Running an Evaluation

From the evaluation page, select Start Run. The start dialog allows:

  • Run name (optional): give the run a readable label. If omitted, the system uses a timestamp-based default name.
  • Run random sample: enable this to execute only a subset of rows.
  • Sample count: choose how many rows to run in the random sample.

Sampling is useful for quick checks when you want faster feedback before running the full dataset. If sampling is enabled, sample count must be between 1 and the total number of rows in the evaluation. Rows are selected randomly each run, so two sampled runs can execute different subsets. If sampling is disabled, all rows are executed.

Runs

Each run is stored with status and progress information. You can review run summaries, open detailed results, and inspect grader outcomes. Runs can be canceled while in progress, and completed/failed/canceled runs remain in history for later comparison.

Transfer Import Behavior

When evaluations are imported from a transfer package, SharpOMatic creates new evaluation entries with new identifiers. The import does not replace an existing evaluation by ID.

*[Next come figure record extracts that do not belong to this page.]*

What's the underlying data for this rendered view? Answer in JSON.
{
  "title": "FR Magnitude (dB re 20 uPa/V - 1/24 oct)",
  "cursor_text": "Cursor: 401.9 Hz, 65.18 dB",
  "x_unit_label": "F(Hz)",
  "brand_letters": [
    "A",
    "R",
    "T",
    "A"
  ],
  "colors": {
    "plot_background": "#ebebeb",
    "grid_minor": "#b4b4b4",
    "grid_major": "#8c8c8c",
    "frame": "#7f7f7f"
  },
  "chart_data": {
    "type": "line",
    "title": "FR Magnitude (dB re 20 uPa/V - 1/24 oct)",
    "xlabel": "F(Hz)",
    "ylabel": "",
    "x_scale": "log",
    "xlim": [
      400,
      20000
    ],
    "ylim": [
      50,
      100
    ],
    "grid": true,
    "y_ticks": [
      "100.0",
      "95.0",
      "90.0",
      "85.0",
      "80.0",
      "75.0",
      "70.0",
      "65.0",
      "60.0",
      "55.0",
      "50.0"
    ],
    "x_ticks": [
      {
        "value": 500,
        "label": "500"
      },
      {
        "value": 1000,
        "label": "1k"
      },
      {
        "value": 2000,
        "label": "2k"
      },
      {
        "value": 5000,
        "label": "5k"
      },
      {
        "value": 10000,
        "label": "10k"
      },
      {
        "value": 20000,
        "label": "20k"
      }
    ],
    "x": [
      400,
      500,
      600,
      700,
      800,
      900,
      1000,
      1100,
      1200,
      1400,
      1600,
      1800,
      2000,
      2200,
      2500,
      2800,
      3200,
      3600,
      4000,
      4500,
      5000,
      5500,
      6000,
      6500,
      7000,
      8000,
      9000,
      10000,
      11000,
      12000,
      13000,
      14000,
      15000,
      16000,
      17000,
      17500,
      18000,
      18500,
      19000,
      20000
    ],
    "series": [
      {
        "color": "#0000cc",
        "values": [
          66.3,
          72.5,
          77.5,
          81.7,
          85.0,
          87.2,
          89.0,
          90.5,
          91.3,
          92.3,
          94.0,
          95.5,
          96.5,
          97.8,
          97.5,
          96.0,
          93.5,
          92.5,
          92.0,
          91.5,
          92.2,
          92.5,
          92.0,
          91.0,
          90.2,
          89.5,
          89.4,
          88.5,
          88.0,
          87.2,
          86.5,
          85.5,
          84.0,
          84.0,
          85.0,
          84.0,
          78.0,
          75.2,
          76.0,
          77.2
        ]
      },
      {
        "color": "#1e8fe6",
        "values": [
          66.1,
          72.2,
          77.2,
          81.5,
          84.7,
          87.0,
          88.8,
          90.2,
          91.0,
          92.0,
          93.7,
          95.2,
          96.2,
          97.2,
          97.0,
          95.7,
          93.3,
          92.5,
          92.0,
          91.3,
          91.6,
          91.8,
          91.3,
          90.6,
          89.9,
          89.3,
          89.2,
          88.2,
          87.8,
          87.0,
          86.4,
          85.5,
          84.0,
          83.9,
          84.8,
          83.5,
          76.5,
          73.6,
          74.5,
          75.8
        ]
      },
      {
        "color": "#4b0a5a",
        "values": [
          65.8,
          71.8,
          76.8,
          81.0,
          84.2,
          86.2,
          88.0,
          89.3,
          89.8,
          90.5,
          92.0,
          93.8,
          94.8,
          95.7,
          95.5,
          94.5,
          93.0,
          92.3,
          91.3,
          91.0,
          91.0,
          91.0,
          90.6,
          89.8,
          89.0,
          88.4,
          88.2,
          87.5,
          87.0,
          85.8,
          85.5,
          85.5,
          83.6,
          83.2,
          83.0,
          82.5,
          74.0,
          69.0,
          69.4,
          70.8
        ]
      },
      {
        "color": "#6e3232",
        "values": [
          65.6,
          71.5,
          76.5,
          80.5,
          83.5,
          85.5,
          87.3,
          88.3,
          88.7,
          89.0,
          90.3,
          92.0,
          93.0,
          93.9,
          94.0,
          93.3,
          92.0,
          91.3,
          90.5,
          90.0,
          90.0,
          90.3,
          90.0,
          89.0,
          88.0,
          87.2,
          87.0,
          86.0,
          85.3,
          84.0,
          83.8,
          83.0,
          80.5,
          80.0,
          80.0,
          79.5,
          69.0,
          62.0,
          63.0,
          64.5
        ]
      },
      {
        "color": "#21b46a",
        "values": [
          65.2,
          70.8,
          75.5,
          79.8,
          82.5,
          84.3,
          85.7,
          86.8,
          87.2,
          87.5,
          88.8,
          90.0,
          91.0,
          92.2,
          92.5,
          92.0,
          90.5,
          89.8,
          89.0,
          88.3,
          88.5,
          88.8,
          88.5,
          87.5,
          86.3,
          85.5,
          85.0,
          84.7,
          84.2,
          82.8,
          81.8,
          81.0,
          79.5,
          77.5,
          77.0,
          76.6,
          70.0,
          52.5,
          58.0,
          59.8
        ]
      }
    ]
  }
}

This clone-on-import behavior is intentional so existing evaluations keep their original run history. In other words, importing an evaluation configuration does not delete previous runs from existing evaluations.

Evaluation transfer includes the full configuration:

  • EvalConfig
  • EvalGraders
  • EvalColumns
  • EvalRows
  • EvalData

Evaluation run result data is not transferred:

  • EvalRun
  • EvalRunRow
  • EvalRunRowGrader
  • EvalRunGraderSummary

Troubleshooting

Common causes of evaluation run failures:

  • Missing workflow reference: the evaluation workflow or grader workflow is not set or no longer exists.
  • Missing mandatory row data: a required column has no value for one or more rows.
  • Invalid sample count: the sample count is outside the valid range for the current row total.
  • Missing grader score: the grader workflow does not output a numeric value at score, so score summaries may look incomplete.

When troubleshooting, open the run details and inspect row-level errors and grader results to identify the exact failure point.